For the past week, the World Poker Tour has ensconced itself in the pleasant climes of the Playground Poker Club in Montreal, Canada. But it has not been a pleasure trip, at least for the WPT and its staff, and the tournament players participating in their events also have been working hard. Day 1A of the WPT Montreal is in the books and, after ten levels of competition, 36 players remain that will move along to Day 2 this weekend.
$2 Million Guaranteed Prize Pool
The first of the three-Day Ones was on tap for participants at the Playground on Thursday. The $3500 buy-in event, with unlimited reentries for players, was looking to best the $2 million (Canadian, roughly $1.47 million U. S.) guarantee placed on the tournament by the Playground and WPT officials. The players were facing a long day as ten, sixty-minute levels were on tap for the players as they looked to build the prize pool.
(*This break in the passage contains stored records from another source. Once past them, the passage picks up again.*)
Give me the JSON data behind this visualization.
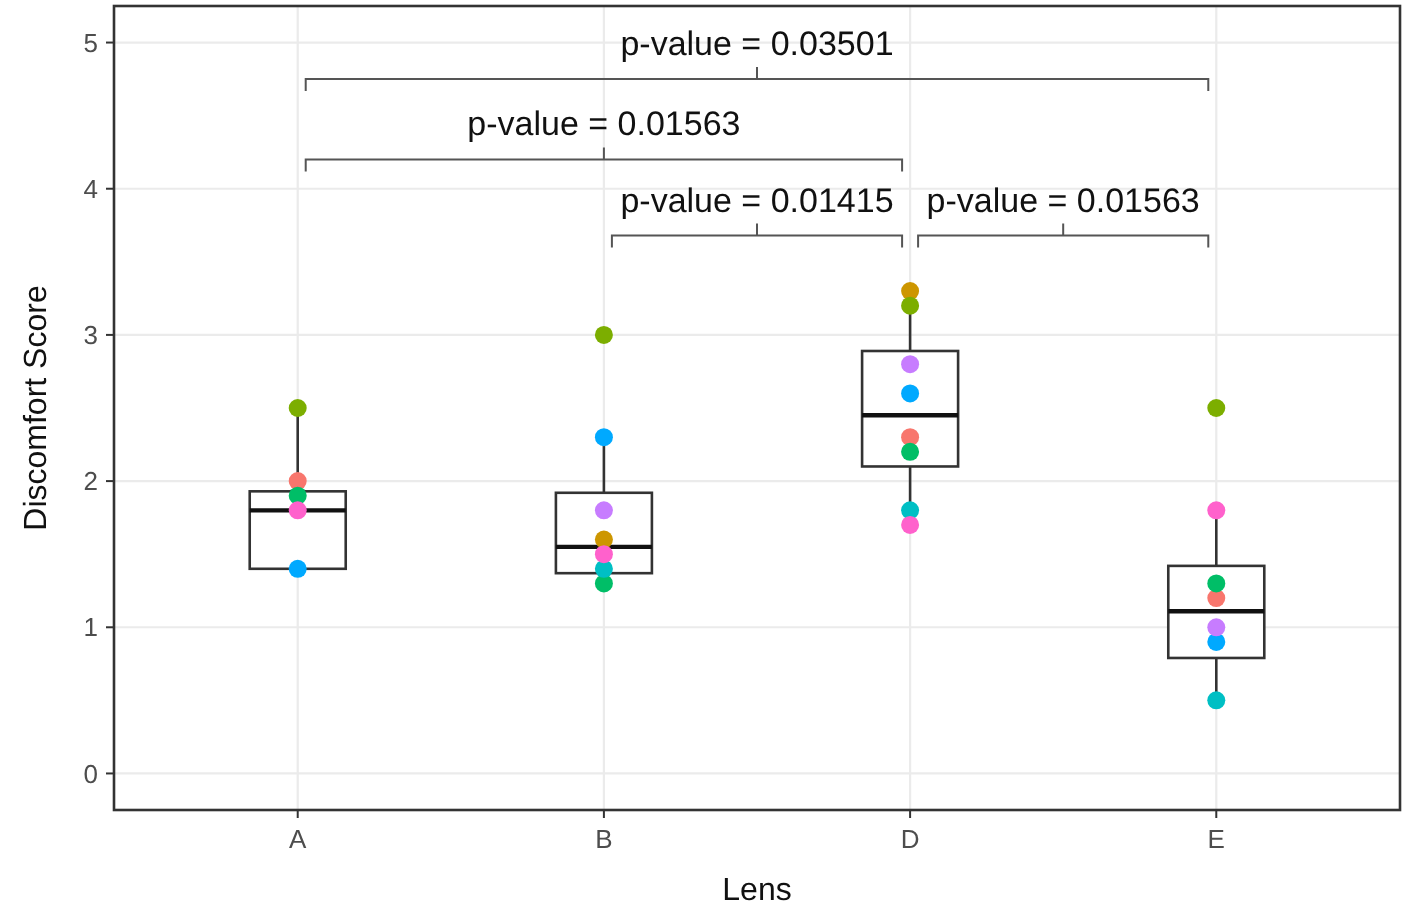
{
  "chart_data": {
    "type": "box",
    "xlabel": "Lens",
    "ylabel": "Discomfort Score",
    "categories": [
      "A",
      "B",
      "D",
      "E"
    ],
    "ylim": [
      -0.25,
      5.25
    ],
    "yticks": [
      0,
      1,
      2,
      3,
      4,
      5
    ],
    "grid": true,
    "boxes": [
      {
        "low": 1.4,
        "q1": 1.4,
        "median": 1.8,
        "q3": 1.93,
        "high": 2.5
      },
      {
        "low": 1.3,
        "q1": 1.37,
        "median": 1.55,
        "q3": 1.92,
        "high": 2.3
      },
      {
        "low": 1.7,
        "q1": 2.1,
        "median": 2.45,
        "q3": 2.89,
        "high": 3.3
      },
      {
        "low": 0.5,
        "q1": 0.79,
        "median": 1.11,
        "q3": 1.42,
        "high": 1.8
      }
    ],
    "series": [
      {
        "type": "scatter",
        "color": "#f8766d",
        "x": [
          "A",
          "D",
          "E"
        ],
        "values": [
          2.0,
          2.3,
          1.2
        ]
      },
      {
        "type": "scatter",
        "color": "#cd9600",
        "x": [
          "B",
          "D"
        ],
        "values": [
          1.6,
          3.3
        ]
      },
      {
        "type": "scatter",
        "color": "#7cae00",
        "x": [
          "A",
          "B",
          "D",
          "E"
        ],
        "values": [
          2.5,
          3.0,
          3.2,
          2.5
        ]
      },
      {
        "type": "scatter",
        "color": "#00be67",
        "x": [
          "A",
          "B",
          "D",
          "E"
        ],
        "values": [
          1.9,
          1.3,
          2.2,
          1.3
        ]
      },
      {
        "type": "scatter",
        "color": "#00bfc4",
        "x": [
          "B",
          "D",
          "E"
        ],
        "values": [
          1.4,
          1.8,
          0.5
        ]
      },
      {
        "type": "scatter",
        "color": "#00a9ff",
        "x": [
          "A",
          "B",
          "D",
          "E"
        ],
        "values": [
          1.4,
          2.3,
          2.6,
          0.9
        ]
      },
      {
        "type": "scatter",
        "color": "#c77cff",
        "x": [
          "B",
          "D",
          "E"
        ],
        "values": [
          1.8,
          2.8,
          1.0
        ]
      },
      {
        "type": "scatter",
        "color": "#ff61cc",
        "x": [
          "A",
          "B",
          "D",
          "E"
        ],
        "values": [
          1.8,
          1.5,
          1.7,
          1.8
        ]
      }
    ],
    "marker": "circle",
    "annotations": [
      "p-value = 0.03501",
      "p-value = 0.01563",
      "p-value = 0.01415",
      "p-value = 0.01563"
    ]
  }
}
In the tournament poker world, the first action of a multiple Day One schedule is the smallest as players tentatively test the waters. On Day 1A, 127 entries were taken in, a bit of a slow start but one which should increase as Days 1B and 1C play out on Friday and Saturday, respectively. These numbers were not a concern for runners on the felt Thursday as they were there to build a stack.
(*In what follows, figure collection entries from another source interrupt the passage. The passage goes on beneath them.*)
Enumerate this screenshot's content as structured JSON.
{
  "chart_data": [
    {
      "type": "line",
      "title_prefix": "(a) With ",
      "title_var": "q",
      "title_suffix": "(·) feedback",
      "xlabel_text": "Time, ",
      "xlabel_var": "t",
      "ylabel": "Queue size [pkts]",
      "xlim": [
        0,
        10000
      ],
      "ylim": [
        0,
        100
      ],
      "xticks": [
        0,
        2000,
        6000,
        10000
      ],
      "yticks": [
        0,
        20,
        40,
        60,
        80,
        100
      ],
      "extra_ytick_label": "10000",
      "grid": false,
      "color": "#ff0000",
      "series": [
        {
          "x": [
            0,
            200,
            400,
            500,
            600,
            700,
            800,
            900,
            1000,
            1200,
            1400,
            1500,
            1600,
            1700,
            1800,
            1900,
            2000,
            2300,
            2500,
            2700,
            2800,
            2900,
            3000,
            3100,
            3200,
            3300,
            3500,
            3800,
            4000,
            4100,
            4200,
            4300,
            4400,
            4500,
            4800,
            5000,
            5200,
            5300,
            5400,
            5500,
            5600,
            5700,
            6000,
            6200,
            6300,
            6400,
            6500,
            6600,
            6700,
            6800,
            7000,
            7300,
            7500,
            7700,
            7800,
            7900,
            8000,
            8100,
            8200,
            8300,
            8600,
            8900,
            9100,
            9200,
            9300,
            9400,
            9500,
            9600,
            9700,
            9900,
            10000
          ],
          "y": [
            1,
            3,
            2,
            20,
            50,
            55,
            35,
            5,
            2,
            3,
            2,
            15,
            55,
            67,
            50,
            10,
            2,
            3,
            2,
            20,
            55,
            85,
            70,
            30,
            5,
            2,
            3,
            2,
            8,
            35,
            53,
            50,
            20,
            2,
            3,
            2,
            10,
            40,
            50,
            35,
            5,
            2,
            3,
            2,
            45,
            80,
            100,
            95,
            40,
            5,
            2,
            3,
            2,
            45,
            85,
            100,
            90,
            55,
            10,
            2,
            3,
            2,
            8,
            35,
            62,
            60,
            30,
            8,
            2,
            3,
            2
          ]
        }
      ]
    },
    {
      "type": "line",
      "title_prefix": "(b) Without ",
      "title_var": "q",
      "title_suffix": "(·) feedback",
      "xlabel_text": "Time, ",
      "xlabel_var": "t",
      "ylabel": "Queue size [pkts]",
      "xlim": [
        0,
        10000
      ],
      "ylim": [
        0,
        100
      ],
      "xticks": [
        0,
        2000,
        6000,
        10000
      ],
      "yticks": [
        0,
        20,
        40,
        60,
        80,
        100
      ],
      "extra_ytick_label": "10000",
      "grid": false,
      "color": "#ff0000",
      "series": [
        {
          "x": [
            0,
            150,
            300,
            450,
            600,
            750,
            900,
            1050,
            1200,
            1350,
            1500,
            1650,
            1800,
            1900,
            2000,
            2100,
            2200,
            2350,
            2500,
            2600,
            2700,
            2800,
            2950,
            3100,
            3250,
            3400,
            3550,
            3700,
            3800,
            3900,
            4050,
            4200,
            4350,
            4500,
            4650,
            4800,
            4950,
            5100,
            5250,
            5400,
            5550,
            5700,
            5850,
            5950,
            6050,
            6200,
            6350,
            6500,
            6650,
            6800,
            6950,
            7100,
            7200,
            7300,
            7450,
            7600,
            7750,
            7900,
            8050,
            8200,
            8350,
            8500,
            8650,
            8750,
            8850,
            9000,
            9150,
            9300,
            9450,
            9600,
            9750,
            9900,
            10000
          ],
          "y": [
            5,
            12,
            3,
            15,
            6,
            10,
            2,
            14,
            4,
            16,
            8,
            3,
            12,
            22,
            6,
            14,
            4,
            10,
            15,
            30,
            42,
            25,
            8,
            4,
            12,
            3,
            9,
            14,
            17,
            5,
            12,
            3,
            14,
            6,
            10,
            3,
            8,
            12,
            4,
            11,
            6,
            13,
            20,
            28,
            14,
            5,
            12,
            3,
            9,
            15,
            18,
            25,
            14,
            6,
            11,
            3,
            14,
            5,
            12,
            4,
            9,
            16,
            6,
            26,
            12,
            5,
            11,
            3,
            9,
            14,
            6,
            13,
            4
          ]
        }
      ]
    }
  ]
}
The players had 50K in chips to work with at the start, and several players put those chips to work quickly. Baseem Nseir was locked up with Hagop Ketendjian on a J-6-5-6 flop and turn with a growing pot between them. A King completed the board and Ketendjian checked his option to Nseir, who fired off a bet of 12,500. Ketendjian looked at the board, which also presented three clubs for a flush potential, and made the call, which turned out to be the wrong decision; Nseir, in the cutoff, turned up a surprising 6-3 for turned trips, and Ketendjian sent a sizeable chunk of his stack over to Nseir.
Dinnertime!
By the time the dinner bell rang, some players had made substantive moves towards being around for the final table next week. Anthony Piacquadio was one of those players, sitting as the only player over the 300K mark with his 324,800 in chips. There were a couple of other challengers in Spencer Grigull (272,700) and Spencer McLean (231,300), but the remainder of the field was under the 200K level.
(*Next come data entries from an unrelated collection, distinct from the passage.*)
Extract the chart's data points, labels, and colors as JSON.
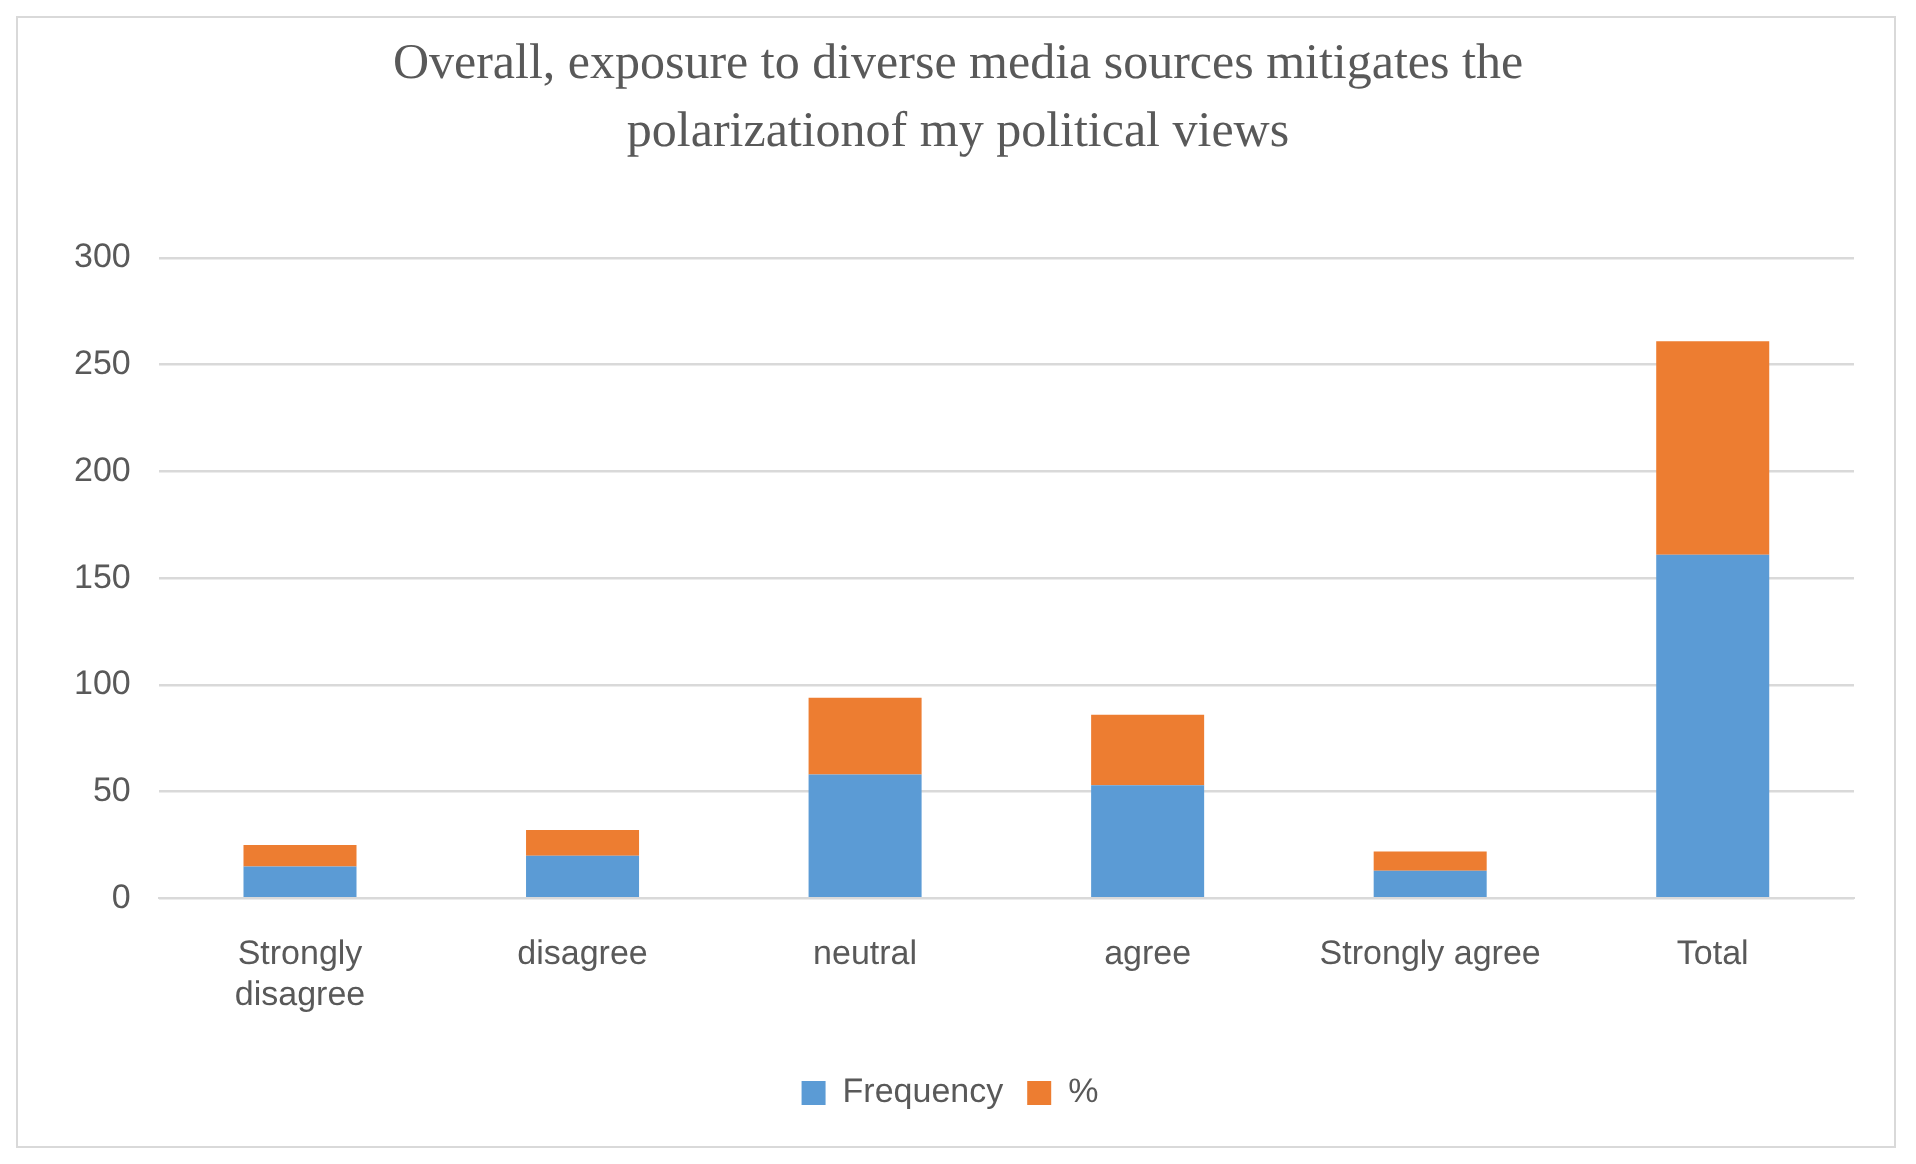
{
  "chart_data": {
    "type": "bar",
    "title": "Overall, exposure to diverse media sources mitigates the polarizationof my political views",
    "categories": [
      "Strongly disagree",
      "disagree",
      "neutral",
      "agree",
      "Strongly agree",
      "Total"
    ],
    "series": [
      {
        "name": "Frequency",
        "color": "#5b9bd5",
        "values": [
          15,
          20,
          58,
          53,
          13,
          161
        ]
      },
      {
        "name": "%",
        "color": "#ed7d31",
        "values": [
          10,
          12,
          36,
          33,
          9,
          100
        ]
      }
    ],
    "stacked": true,
    "ylim": [
      0,
      300
    ],
    "yticks": [
      0,
      50,
      100,
      150,
      200,
      250,
      300
    ],
    "grid": "y",
    "legend": "bottom"
  }
}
You do not win a poker tournament on Day One, and you certainly do not win it before dinnertime. Piacquadio would clash with Kevin DiPasquale on a K-Q-2-A-5 board after DiPasquale moved all in on the river. Pondering his fate – a call was for all his chips – Piaquadio decided that DiPasquale was bluffing on the three-heart board and called the bet. Piaquadio left the Playground immediately after making the call once DiPasquale showed pocket Aces, leading all the way in the hand turning an unnecessary set to scoop the over 300K pot.
There was only one player who was able to top Dipasquale on the Day 1A leaderboard. Dongwoo Ko was able to navigate the stormy Playground waters to hold 456,500 in chips, good for the lead at this mark of the tournament. Two more Day Ones remain to add in, but here are the Top Five of the thirty-six players who were able to survive Day 1A:
1. Dongwoo Ko, 456,500
2. Kevin DiPasquale, 364,500
3. Choon Pyo Chun, 310,000
4. Travis Stams, 303,500
5. Ko Maddock, 284,000
These players are happy with their position and will move on to Day 2 on Sunday, but players lower in the standings maintain the option of abandoning their stacks and taking another shot. Day 1B begins at 11 AM on Friday (and will substantially add to the prize pool) before Day 1C’s flood of participants takes the floor on Saturday. By the close of the late registration period, which is the start of play on Day Two on Sunday, we should know whether the $2 million guarantee has been met and the WPT Montreal (the tournament has not been played since 2019, when it crushed its guarantee) will then kick into finding its next champion.